Marc Theis, who oversees the ornamental plant nursery at the Luxembourg City greenhouse, speaks with Delano’s Natalie Gerhardstein during a visit to the site on 29 March 2017
Photo: LaLa La Photo
Luxembourg City in full bloom
By 15 May, the floors of the Luxembourg City greenhouse will be covered with begonias and sunflowers, as well as planters that will adorn the lamp posts along the Grand-Rue.
Marc Theis oversees the ornamental plant nursery and says the plants are almost “like my children”. As he describes it, he watches the plants pass through three phases: from a more humid nursery, to the 18°C “crèche”, to “primary school”, where plants get used to a cooler climate (13°C).
This gradual transition ensures plants will be hardy enough to face the outdoors, where they will be planted in parks, playgrounds and other public spaces across the Luxembourg capital. The spring planting, which occurred at the end of March, is already visible in places such as the garden near the Boulevard Roosevelt, below the Gëlle Fra, which was lined with yellow and orange pansies at the time of writing.
150,000 plants annually
It’s a massive operation: every year, around 150,000 plants are cultivated by the Services des Parcs at the 2,780 m2 greenhouse based in Reckenthal.

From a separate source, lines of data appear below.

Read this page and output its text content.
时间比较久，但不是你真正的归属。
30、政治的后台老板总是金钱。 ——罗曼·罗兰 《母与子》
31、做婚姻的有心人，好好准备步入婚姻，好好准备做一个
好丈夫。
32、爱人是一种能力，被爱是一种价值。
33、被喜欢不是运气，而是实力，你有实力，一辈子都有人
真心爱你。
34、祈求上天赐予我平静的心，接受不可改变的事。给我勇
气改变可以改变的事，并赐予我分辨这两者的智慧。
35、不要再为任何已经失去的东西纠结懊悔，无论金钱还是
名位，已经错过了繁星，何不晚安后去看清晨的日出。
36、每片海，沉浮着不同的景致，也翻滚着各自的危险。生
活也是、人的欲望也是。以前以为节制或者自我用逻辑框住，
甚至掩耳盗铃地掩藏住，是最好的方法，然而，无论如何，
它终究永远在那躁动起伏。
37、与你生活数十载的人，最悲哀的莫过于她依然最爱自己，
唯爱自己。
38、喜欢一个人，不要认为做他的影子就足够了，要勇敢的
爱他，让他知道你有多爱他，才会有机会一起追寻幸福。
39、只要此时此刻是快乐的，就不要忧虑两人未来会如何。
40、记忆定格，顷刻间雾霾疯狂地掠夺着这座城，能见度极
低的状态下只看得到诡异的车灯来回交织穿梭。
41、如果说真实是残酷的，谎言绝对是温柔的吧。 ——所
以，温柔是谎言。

And it isn’t just petunias or geraniums either: Theis also helps tend other plants on the premises, such as a papaya tree and pitcher plant. The greenhouse as it stands today was only fully operational as of November 2015 (partially by 2014); the former site was demolished completely in 2009 to make way for rebuilding the current site.
Marc Theis (right), shown here with Luc Lacour (left), points out the automated window system. Picture: Lala La Photo
As Theis points out, much is now automated. For example, computers help regulate the flow of water which runs from a tank to wet the mats beneath the plants in the nursery. If there is an overflow, the water flows back so it isn’t wasted. “Last year, we actually didn’t have enough water in Luxembourg!” Theis says, laughing. “But normally, there’s plenty.”
Windows can also be programmed to open or close as needed, meaning plants that require more humidity can be effectively grown, even without being in their ideal natural climates. Some trees and plants go “on loan” to the various municipal buildings, but are brought back to the facilities for upkeep.
It sounds like a lot of work, but Theis works closely with the staff, as well as several apprentices, to make organisation runs smoothly: an apprenticeship includes not just theoretical knowledge, including mastering nomenclature, but also practical work such as planting and maintenance.
Bringing a smile to the elderly
Luc Lacour is responsible for the organisation of the entire greenhouse, which includes not just the ornamental plants area, but also the floristic and decoration section and the maintenance of all flower boxes within Luxembourg City.
Staff at the greenhouse create their own arrangements including this one, a test in preparation of the Luxembourg national holiday. Picture: Lala La Photo
Lacour also works with other staff to prepare unique floral arrangements, whether they are for weddings or special visits, to name just a few. On the greenhouse floor, for example, is a pot with several dozens of flowers, including roses and Gerber daisies--“an experiment we did for the Luxembourg national holiday,” he explains.
The greenhouse receives shipments of fresh flowers from the Netherlands twice a week, which are used in the commune and other municipal offices and buildings. “We also prepare floral arrangements for [Luxembourg City] residents age 90 and over for their birthdays,” he says. “This year, we prepared around 900.” He adds that this number has increased over the years he has been there--perhaps a positive indicator for Luxembourg’s elderly population.